Some organizations are eliminating the difficulties of remote IT by consolidating remote IT into a single data center. Remote access then uses WAN links with application accelerating technologies, like WAFS, to serve applications and files to remote offices just as if the data were local. WAFS generally involves appliances installed at both ends of the WAN link, which cache needed files to each remote office for quick access. Any changes to a file can then be saved back to the data center as time and bandwidth allow [see the SearchStorage.com article on WAFS].

Other backup concepts

Backups generally fall into three categories: full, incremental and differential. A full backup is a complete copy of all files. A full backup on a server with 528 GB of data will transfer all of that data to the backup target (e.g., disk or tape). Full backups take the longest to make, but they are easiest and fastest to restore. An incremental backup only tracks changes made since the last backup event. If you perform a full 200 GB backup on a server Monday, and 2 GB of new data are added on Tuesday, an incremental backup will only capture the new 2 GB. If another 1 GB changes on Wednesday, only the new 1 GB is captured. Once a full backup is performed, incremental backups can be very quick. However, you must restore a full backup first and then all of the incremental backups in succession since that last full backup. By comparison, a differential backup captures the total changes made since the last full backup. For example, if 3 GB changes on Monday, 2 GB on Tuesday and 7 GB on Wednesday, each day's differential backup will capture 3 GB, 5 GB and 12GB respectively. Differential backups can take longer to make than incremental backups, but are easier to restore. With a differential backup, only the full backup and last differential backup must be restored.

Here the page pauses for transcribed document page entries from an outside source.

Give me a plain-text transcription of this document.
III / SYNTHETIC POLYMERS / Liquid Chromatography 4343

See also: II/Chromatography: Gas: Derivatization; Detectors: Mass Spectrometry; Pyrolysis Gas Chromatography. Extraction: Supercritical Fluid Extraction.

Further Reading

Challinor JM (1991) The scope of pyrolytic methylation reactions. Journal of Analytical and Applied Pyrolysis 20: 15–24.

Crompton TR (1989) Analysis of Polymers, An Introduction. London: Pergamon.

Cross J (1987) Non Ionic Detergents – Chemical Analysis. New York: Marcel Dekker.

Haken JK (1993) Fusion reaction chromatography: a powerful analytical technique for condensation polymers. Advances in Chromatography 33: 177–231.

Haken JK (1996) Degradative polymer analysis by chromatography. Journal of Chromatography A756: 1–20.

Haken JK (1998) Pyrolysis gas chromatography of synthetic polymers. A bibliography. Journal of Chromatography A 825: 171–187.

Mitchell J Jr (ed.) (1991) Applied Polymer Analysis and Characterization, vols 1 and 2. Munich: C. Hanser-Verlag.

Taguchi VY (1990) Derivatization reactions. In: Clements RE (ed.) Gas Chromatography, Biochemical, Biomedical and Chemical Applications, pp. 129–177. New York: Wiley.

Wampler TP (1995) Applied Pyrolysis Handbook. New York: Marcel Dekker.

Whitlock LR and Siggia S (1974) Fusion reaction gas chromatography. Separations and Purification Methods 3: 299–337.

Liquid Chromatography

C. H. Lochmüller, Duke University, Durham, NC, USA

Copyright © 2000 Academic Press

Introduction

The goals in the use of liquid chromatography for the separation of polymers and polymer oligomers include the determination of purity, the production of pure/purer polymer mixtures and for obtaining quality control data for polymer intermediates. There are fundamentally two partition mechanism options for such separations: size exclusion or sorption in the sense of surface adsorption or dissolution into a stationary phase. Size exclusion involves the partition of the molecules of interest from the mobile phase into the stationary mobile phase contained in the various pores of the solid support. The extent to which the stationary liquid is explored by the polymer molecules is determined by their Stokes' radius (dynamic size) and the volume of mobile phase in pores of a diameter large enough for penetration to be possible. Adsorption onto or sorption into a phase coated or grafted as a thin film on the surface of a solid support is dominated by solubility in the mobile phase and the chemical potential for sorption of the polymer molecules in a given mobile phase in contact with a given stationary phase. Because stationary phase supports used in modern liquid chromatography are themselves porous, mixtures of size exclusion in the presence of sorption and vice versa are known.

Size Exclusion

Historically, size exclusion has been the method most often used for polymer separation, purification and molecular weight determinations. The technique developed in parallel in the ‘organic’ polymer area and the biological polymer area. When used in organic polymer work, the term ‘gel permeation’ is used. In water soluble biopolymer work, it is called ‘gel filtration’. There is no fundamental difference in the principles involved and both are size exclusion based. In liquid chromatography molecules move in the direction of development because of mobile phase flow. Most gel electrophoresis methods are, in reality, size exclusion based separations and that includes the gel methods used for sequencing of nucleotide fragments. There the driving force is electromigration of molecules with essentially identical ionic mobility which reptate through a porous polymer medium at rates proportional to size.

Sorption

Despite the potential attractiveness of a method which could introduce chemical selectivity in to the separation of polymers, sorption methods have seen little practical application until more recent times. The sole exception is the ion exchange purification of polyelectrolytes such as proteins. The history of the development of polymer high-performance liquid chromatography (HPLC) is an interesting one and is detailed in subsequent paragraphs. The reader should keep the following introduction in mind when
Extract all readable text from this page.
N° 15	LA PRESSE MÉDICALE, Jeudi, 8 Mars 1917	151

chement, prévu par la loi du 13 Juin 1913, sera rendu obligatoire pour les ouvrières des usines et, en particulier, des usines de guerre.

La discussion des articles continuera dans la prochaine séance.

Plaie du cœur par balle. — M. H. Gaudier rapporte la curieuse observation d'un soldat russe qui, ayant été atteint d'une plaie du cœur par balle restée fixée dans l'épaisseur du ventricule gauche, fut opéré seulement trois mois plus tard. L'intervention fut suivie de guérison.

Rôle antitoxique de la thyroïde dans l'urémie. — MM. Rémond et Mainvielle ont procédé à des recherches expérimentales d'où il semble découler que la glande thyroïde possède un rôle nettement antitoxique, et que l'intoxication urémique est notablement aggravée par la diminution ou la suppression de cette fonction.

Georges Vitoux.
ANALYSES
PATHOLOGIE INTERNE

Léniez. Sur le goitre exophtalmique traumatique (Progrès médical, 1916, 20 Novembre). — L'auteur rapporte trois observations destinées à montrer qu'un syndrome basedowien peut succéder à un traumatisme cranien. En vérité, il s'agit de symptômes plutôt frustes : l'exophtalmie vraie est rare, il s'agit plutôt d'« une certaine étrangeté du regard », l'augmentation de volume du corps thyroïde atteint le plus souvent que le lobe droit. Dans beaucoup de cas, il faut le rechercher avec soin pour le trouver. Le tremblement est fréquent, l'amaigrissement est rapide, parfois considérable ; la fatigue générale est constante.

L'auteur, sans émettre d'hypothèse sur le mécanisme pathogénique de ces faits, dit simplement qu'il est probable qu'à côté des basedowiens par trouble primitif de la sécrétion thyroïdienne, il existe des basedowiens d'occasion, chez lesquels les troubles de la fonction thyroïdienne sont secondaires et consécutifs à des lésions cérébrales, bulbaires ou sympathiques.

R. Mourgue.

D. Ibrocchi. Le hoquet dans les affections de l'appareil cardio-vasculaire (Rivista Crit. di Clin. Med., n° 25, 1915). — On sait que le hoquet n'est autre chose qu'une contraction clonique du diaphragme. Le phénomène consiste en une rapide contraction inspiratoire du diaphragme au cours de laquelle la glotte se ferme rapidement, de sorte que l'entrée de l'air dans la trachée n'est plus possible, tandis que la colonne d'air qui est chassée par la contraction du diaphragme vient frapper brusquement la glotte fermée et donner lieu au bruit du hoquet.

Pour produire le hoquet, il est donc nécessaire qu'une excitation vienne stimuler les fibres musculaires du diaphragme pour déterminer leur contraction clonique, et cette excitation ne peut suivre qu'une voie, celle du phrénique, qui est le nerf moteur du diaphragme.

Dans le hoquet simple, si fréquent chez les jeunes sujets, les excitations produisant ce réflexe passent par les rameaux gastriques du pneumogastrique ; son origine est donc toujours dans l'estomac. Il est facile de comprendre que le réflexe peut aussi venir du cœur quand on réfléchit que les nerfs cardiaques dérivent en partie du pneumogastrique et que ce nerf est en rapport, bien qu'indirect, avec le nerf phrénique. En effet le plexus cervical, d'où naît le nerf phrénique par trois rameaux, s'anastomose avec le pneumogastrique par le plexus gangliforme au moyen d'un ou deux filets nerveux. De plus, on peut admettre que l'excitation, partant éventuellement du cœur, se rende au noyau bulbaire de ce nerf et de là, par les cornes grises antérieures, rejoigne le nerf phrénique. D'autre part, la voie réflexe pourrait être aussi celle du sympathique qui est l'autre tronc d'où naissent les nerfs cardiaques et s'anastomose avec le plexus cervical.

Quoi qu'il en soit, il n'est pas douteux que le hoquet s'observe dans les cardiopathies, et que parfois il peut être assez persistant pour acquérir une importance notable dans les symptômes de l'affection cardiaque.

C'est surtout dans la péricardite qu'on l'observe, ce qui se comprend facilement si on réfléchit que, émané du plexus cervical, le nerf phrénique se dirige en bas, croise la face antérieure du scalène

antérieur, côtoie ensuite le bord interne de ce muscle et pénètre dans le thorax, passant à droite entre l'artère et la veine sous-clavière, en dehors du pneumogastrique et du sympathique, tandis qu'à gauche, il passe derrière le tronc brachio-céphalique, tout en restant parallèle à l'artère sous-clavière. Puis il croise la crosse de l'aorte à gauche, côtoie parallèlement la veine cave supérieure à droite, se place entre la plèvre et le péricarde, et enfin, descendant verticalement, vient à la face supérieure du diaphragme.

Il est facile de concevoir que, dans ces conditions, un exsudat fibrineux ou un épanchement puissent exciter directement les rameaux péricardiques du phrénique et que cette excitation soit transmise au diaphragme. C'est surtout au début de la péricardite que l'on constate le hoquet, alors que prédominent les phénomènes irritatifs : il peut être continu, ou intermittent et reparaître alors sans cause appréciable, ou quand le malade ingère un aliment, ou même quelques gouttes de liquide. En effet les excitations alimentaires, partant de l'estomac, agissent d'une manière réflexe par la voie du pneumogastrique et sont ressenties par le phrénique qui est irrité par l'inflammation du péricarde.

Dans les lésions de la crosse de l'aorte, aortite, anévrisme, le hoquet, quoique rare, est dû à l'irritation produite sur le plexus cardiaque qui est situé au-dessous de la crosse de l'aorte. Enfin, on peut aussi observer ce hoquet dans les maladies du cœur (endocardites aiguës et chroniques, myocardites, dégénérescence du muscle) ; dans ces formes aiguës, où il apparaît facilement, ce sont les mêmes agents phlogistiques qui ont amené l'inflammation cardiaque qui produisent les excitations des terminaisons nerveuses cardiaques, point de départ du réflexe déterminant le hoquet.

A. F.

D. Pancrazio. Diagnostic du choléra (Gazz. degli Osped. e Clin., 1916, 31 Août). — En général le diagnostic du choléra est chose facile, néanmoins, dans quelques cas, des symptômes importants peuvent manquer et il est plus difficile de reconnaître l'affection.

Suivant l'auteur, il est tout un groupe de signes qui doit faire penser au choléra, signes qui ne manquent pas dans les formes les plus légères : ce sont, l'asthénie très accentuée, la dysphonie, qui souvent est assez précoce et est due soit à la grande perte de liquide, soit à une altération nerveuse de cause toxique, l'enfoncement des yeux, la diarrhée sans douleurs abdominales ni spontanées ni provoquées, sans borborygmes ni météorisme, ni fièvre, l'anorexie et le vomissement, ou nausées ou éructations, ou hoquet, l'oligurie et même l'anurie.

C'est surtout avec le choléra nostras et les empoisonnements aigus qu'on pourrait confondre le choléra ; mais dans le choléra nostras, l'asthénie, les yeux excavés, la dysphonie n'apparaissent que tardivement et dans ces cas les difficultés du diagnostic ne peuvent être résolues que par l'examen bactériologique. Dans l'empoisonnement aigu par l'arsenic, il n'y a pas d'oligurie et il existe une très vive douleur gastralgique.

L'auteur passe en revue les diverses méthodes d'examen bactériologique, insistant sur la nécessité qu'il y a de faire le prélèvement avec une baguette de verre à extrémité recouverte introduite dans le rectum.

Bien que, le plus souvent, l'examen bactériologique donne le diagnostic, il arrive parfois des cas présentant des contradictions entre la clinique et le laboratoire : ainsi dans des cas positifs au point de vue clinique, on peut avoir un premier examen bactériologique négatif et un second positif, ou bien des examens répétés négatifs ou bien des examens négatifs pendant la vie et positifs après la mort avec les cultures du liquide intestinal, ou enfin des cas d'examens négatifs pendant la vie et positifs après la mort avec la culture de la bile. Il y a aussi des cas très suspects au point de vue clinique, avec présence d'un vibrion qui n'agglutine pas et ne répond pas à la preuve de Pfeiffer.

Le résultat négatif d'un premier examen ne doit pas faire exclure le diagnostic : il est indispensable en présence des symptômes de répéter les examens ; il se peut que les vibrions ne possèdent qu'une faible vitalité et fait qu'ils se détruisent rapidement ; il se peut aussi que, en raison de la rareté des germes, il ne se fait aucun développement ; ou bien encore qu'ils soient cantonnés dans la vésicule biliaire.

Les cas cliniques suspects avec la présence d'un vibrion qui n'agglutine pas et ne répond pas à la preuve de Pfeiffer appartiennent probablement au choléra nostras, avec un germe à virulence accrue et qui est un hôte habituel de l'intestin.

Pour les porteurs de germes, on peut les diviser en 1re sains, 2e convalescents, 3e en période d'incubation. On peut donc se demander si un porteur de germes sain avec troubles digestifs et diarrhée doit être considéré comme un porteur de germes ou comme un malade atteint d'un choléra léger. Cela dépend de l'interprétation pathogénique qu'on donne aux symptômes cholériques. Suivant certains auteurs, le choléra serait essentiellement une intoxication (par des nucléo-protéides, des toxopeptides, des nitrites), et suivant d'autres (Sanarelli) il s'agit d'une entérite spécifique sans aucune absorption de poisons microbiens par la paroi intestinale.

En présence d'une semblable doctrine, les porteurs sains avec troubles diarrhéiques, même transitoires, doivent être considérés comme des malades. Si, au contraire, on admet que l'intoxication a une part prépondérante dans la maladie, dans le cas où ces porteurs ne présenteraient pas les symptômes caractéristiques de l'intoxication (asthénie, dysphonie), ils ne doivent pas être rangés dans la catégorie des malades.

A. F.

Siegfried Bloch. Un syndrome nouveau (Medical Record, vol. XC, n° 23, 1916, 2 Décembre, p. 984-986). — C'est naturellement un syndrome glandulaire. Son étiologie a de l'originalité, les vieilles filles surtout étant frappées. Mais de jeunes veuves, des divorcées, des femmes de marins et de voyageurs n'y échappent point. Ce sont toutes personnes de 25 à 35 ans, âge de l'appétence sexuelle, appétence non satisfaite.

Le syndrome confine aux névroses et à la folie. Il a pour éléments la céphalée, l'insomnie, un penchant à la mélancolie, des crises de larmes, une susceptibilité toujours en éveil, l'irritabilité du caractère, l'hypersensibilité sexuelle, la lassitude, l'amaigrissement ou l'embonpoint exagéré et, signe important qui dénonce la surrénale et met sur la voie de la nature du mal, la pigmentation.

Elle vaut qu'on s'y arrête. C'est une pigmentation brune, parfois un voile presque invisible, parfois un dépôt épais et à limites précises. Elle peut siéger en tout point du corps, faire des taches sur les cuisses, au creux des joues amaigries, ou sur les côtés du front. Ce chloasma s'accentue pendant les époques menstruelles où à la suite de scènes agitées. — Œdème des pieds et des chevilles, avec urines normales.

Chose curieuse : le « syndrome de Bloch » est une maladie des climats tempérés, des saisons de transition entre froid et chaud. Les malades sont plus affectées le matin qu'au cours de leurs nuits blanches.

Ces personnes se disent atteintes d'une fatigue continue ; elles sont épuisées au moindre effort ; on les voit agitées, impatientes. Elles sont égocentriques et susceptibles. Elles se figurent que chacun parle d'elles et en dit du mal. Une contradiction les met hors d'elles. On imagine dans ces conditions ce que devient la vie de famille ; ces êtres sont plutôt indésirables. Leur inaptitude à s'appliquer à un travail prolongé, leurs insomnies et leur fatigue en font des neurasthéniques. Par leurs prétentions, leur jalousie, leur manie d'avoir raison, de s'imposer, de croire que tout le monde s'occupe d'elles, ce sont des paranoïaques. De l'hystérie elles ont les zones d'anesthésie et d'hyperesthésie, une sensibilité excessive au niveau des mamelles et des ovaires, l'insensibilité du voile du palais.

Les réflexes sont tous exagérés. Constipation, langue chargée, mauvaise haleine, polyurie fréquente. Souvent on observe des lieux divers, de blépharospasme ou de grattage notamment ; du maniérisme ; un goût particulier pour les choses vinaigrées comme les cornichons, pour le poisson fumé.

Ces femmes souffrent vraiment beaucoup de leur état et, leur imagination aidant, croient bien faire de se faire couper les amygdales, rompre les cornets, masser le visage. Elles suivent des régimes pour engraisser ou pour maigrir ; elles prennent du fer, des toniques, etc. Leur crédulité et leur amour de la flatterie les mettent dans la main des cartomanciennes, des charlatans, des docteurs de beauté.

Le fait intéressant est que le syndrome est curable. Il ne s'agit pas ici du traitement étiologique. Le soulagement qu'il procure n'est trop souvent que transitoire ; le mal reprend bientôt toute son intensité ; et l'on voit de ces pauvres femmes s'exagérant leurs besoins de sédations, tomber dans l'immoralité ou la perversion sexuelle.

Mirroring and replication are essentially the same thing -- both create copies of data -- but there are subtle differences in context. Replication is basically an offline copy of the data that isn't necessarily intended for use but mirroring creates a data copy that can be used directly. For example, data is frequently replicated to CD or DVD for long-term archival storage but data may be mirrored to disk for RAID.

Snapshot and continuous data protection (CDP) technologies are also appearing in disk-based backup systems. Snapshots capture the state of a storage system at a given point in time, saving detailed reference information about available data and its location, similar to a detailed table of contents. When trouble strikes, data can be restored based on the latest snapshot. Snapshots can be taken as frequently as a storage administrator deems necessary. CDP provides even more granular detail, recording each storage transaction to a journal in real-time. If data loss occurs, the storage system can be "wound back" to the last good transaction, which could be minutes, even seconds, ago [see the SearchStorage.com article on CDP].

Security is increasingly important for all data backup operations. Company data often includes confidential or personally identifiable information that needs to be protected. When a tape is lost or a network is hacked, sensitive information may fall into the wrong hands. Backup systems are starting to use encryption when saving files to tape or archival storage. Encrypted data cannot be read without the corresponding keys, so encrypted data cannot be misused if it's stolen.